I admit, I live for those fascinating, innocent, carefree moments, Barb! I want a life of wonder and fascination - if for no other reason, because it feels so good! While I may always need reminders, the more I practice this way of seeing, the more usual it becomes. I sense this is true for you too!

Once again your insights and ability to share them hit the mark! I needed to be reminded that even things that we consider as mundane and common place can be experienced as fresh if our perspective is off of self and open to see with the eyes of a child.

Very well-said Diana! It's so easy to go on 'auto-pilot' with respect to things we seen again and again. Fresh eyes are a choice...I think we all need reminders now and then. I know I do! It's part of the human condition.

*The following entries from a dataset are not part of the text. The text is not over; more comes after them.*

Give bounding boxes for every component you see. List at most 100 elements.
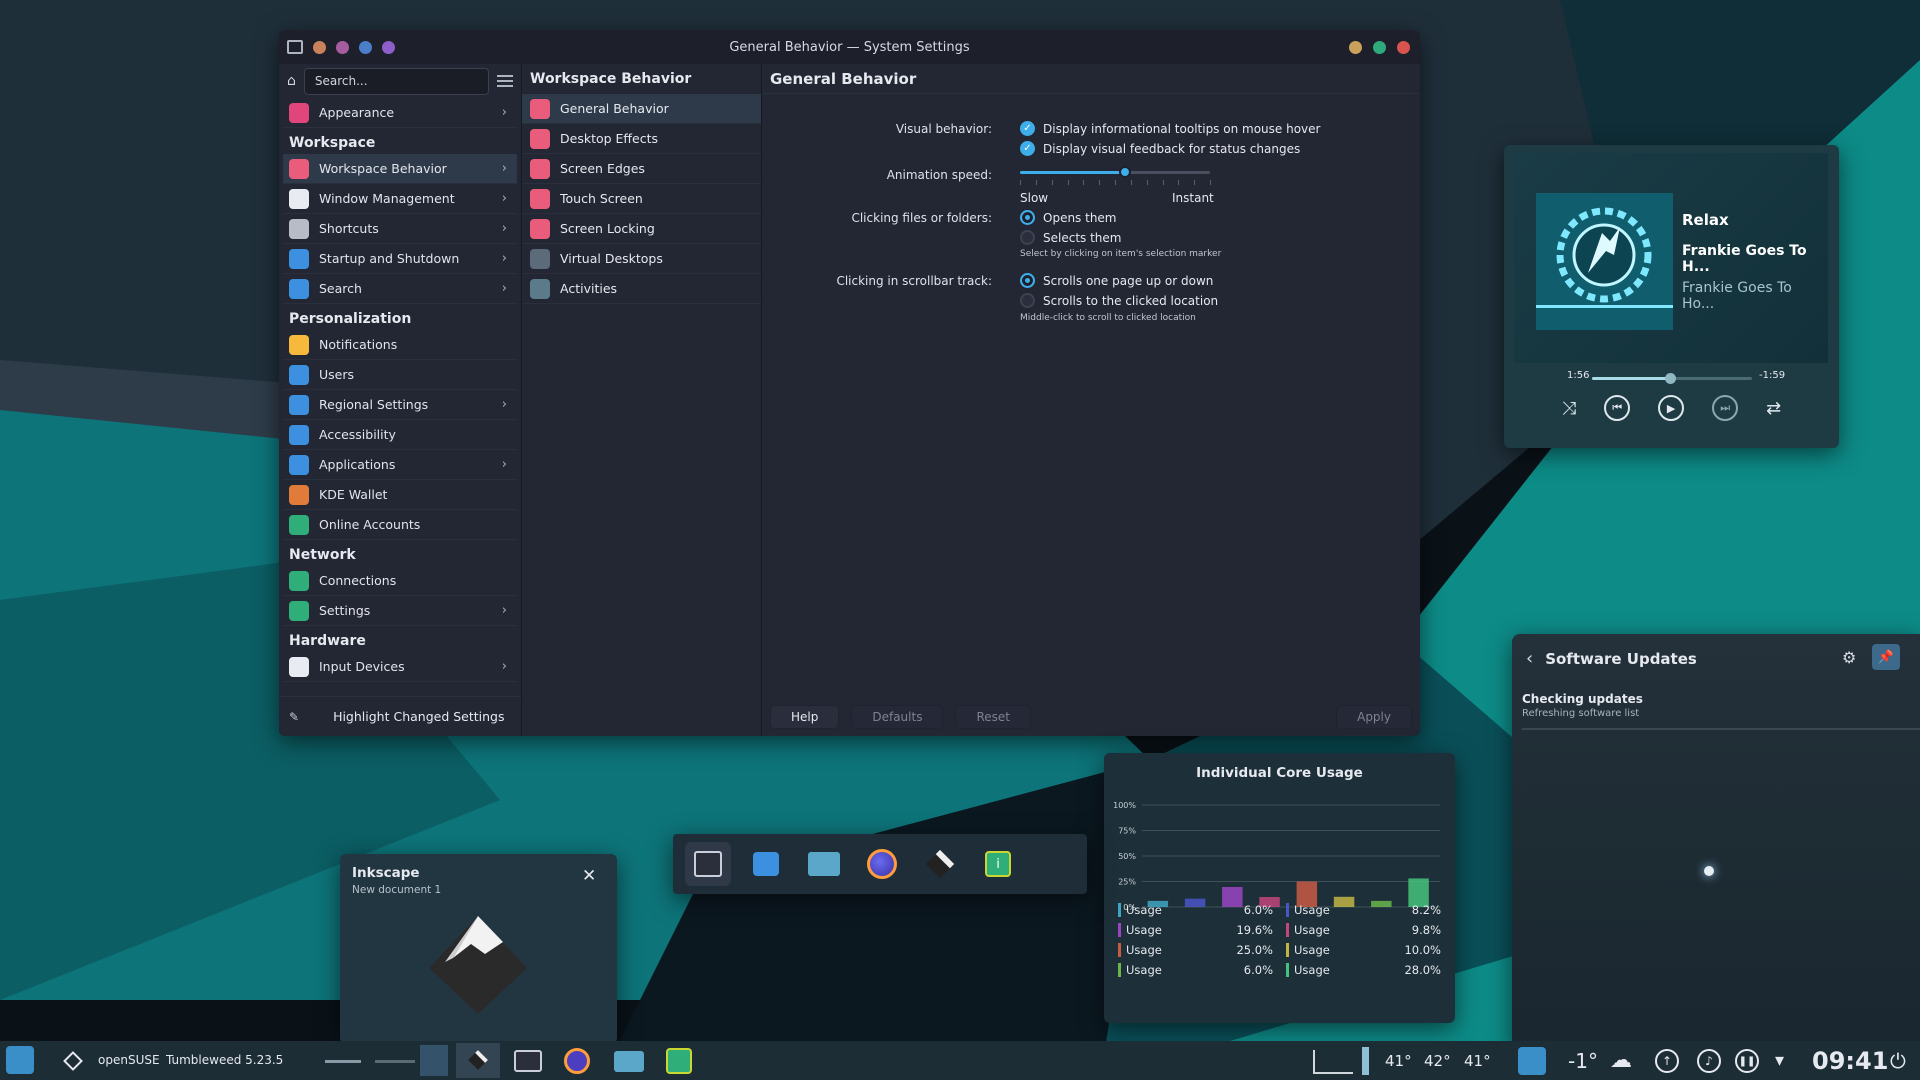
update-substatus: Refreshing software list	[1522, 708, 1640, 719]
pager-desktop-1[interactable]	[325, 1060, 361, 1063]
pager-desktop-2[interactable]	[375, 1060, 415, 1063]
page-title: General Behavior	[762, 64, 1420, 94]
pin-icon[interactable]: 📌	[1872, 644, 1900, 670]
subpanel-item-label: Screen Edges	[560, 161, 645, 176]
close-icon[interactable]: ✕	[582, 866, 596, 886]
sidebar-item-regional-settings[interactable]: Regional Settings ›	[283, 390, 517, 420]
updates-tray-icon[interactable]: ↑	[1655, 1049, 1679, 1073]
media-tray-icon[interactable]: ♪	[1697, 1049, 1721, 1073]
keep-above-button[interactable]	[313, 40, 326, 54]
sidebar-item-workspace-behavior[interactable]: Workspace Behavior ›	[283, 154, 517, 184]
sidebar-item-appearance[interactable]: Appearance ›	[283, 98, 517, 128]
sidebar-item-startup-and-shutdown[interactable]: Startup and Shutdown ›	[283, 244, 517, 274]
sidebar-item-notifications[interactable]: Notifications	[283, 330, 517, 360]
legend-label: Usage	[1126, 923, 1162, 937]
legend-value: 10.0%	[1404, 943, 1441, 957]
subpanel-item-touch-screen[interactable]: Touch Screen	[522, 184, 761, 214]
app-menu-icon[interactable]	[287, 40, 303, 54]
help-button[interactable]: Help	[770, 705, 840, 729]
subpanel-item-activities[interactable]: Activities	[522, 274, 761, 304]
subpanel-item-desktop-effects[interactable]: Desktop Effects	[522, 124, 761, 154]
inkscape-icon[interactable]	[917, 842, 963, 886]
configure-icon[interactable]: ⚙	[1842, 648, 1856, 667]
kde-wallet-tray-icon[interactable]	[1518, 1047, 1546, 1075]
subpanel-item-screen-locking[interactable]: Screen Locking	[522, 214, 761, 244]
shuffle-icon[interactable]: ⤨	[1562, 398, 1576, 419]
power-icon[interactable]: ⏻	[1890, 1049, 1906, 1073]
legend-label: Usage	[1126, 903, 1162, 917]
task-info-center[interactable]	[666, 1048, 692, 1074]
application-launcher-icon[interactable]	[6, 1046, 34, 1074]
sidebar-item-input-devices[interactable]: Input Devices ›	[283, 652, 517, 682]
media-player-widget: Relax Frankie Goes To H... Frankie Goes …	[1504, 145, 1839, 448]
settings-sidebar: ⌂ Search... Appearance › Workspace Workspac…	[279, 64, 522, 736]
minimize-button[interactable]	[1349, 40, 1362, 54]
folder-icon[interactable]	[801, 842, 847, 886]
previous-track-icon[interactable]: ⏮	[1604, 395, 1631, 421]
virtual-desktops-icon	[530, 248, 550, 269]
info-center-icon[interactable]: i	[975, 842, 1021, 886]
seek-slider[interactable]	[1592, 373, 1752, 384]
subpanel-item-virtual-desktops[interactable]: Virtual Desktops	[522, 244, 761, 274]
on-all-desktops-button[interactable]	[336, 40, 349, 54]
inkscape-title: Inkscape	[352, 865, 420, 881]
pause-tray-icon[interactable]: ❚❚	[1735, 1049, 1759, 1073]
status-feedback-checkbox[interactable]: ✓ Display visual feedback for status cha…	[1020, 141, 1300, 156]
slider-handle[interactable]	[1118, 166, 1131, 178]
scroll-page-radio[interactable]: Scrolls one page up or down	[1020, 273, 1213, 288]
search-icon	[289, 278, 309, 299]
sidebar-item-window-management[interactable]: Window Management ›	[283, 184, 517, 214]
sidebar-item-connections[interactable]: Connections	[283, 566, 517, 596]
task-firefox[interactable]	[564, 1048, 590, 1074]
sidebar-item-users[interactable]: Users	[283, 360, 517, 390]
discover-icon[interactable]	[743, 842, 789, 886]
home-icon[interactable]: ⌂	[287, 73, 296, 89]
animation-speed-slider[interactable]	[1020, 164, 1211, 190]
hamburger-menu-icon[interactable]	[497, 74, 513, 88]
pager-desktop-3[interactable]	[420, 1045, 448, 1076]
cloud-icon[interactable]: ☁	[1610, 1048, 1632, 1073]
search-input[interactable]: Search...	[303, 67, 489, 95]
sidebar-item-applications[interactable]: Applications ›	[283, 450, 517, 480]
opens-them-radio[interactable]: Opens them	[1020, 210, 1117, 225]
software-updates-widget: ‹ Software Updates ⚙ 📌 Checking updates …	[1512, 634, 1920, 1050]
settings-icon[interactable]	[685, 842, 731, 886]
tooltips-checkbox[interactable]: ✓ Display informational tooltips on mous…	[1020, 121, 1320, 136]
task-file-manager[interactable]	[614, 1051, 644, 1072]
highlight-changed-settings-button[interactable]: ✎ Highlight Changed Settings	[279, 696, 521, 736]
defaults-button[interactable]: Defaults	[851, 705, 944, 729]
network-tray-icon[interactable]: ▾	[1775, 1050, 1784, 1071]
seek-handle[interactable]	[1665, 373, 1677, 384]
help-button[interactable]	[382, 40, 395, 54]
subpanel-item-general-behavior[interactable]: General Behavior	[522, 94, 761, 124]
legend-value: 6.0%	[1243, 963, 1273, 977]
system-settings-window: General Behavior — System Settings ⌂ Sea…	[279, 30, 1420, 736]
maximize-button[interactable]	[1373, 40, 1386, 54]
back-arrow-icon[interactable]: ‹	[1526, 648, 1533, 669]
sidebar-item-search[interactable]: Search ›	[283, 274, 517, 304]
sidebar-item-accessibility[interactable]: Accessibility	[283, 420, 517, 450]
close-button[interactable]	[1397, 40, 1410, 54]
subpanel-item-screen-edges[interactable]: Screen Edges	[522, 154, 761, 184]
notifications-icon	[289, 334, 309, 355]
sidebar-item-shortcuts[interactable]: Shortcuts ›	[283, 214, 517, 244]
apply-button[interactable]: Apply	[1336, 705, 1412, 729]
play-icon[interactable]: ▶	[1658, 395, 1685, 421]
sidebar-item-settings[interactable]: Settings ›	[283, 596, 517, 626]
sidebar-category: Workspace	[289, 135, 376, 151]
scroll-clicked-radio[interactable]: Scrolls to the clicked location	[1020, 293, 1218, 308]
sidebar-item-online-accounts[interactable]: Online Accounts	[283, 510, 517, 540]
legend-value: 19.6%	[1236, 923, 1273, 937]
next-track-icon[interactable]: ⏭	[1712, 395, 1739, 421]
system-monitor-icon[interactable]	[1313, 1050, 1353, 1074]
task-system-settings[interactable]	[514, 1050, 542, 1072]
repeat-icon[interactable]: ⇄	[1766, 398, 1781, 419]
shade-button[interactable]	[359, 40, 372, 54]
sidebar-item-kde-wallet[interactable]: KDE Wallet	[283, 480, 517, 510]
y-tick-label: 25%	[1118, 878, 1136, 887]
reset-button[interactable]: Reset	[955, 705, 1031, 729]
chevron-right-icon: ›	[501, 457, 507, 472]
firefox-icon[interactable]	[859, 842, 905, 886]
selects-them-radio[interactable]: Selects them	[1020, 230, 1121, 245]
sidebar-item-label: Applications	[319, 457, 396, 472]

Thanks so much for taking a moment to connect and to offer your thoughts!

Ah, to have beginner's mind again....

It changes everything, doesn't it Annette? So worth the effort to see old things in a new way!

Lauri:
I like your style of writing.

Bob

Lauri:
I like your style of writing.

Bob

Thanks Bob!

Lauri:
I like your style of writing.

Bob

Thanks Bob!! :)

Thank you so much for taking the time to offer such an encouraging comment Bob!

Lauri, this reminded me of the Investment in Excellence workshop you facilitated back in 2007. There was an exercise we had to do where we wore an elastic band on our wrists, and any time we had a negative thought, we were to snap that elastic to remind ourselves to stop thinking negatively. I was amazed how powerful that exercise was. Within 24 hours, I had learned to shut down negative self talk, and even the negative thoughts I had about others. Looking at the world through bright eyes is such an awesome way to live. Thanks for reminding me.

It is indeed a powerful exercise...even if we don't snap, but simply wear the band around our wrist as a reminder to be in charge of our self-talk. Developing this skill is a life-long process - it's just so darn easy to fall back to old patterns with respect to our internal conversation! Reminders have been really important for me too! So glad this exercise had a lasting impact for you Lynne, thanks so much for taking the time to let me know! Wishing you a wonderful 2018!

Great read. Thank you for sharing.

Thank you so much for taking a moment to offer your encouraging comment John!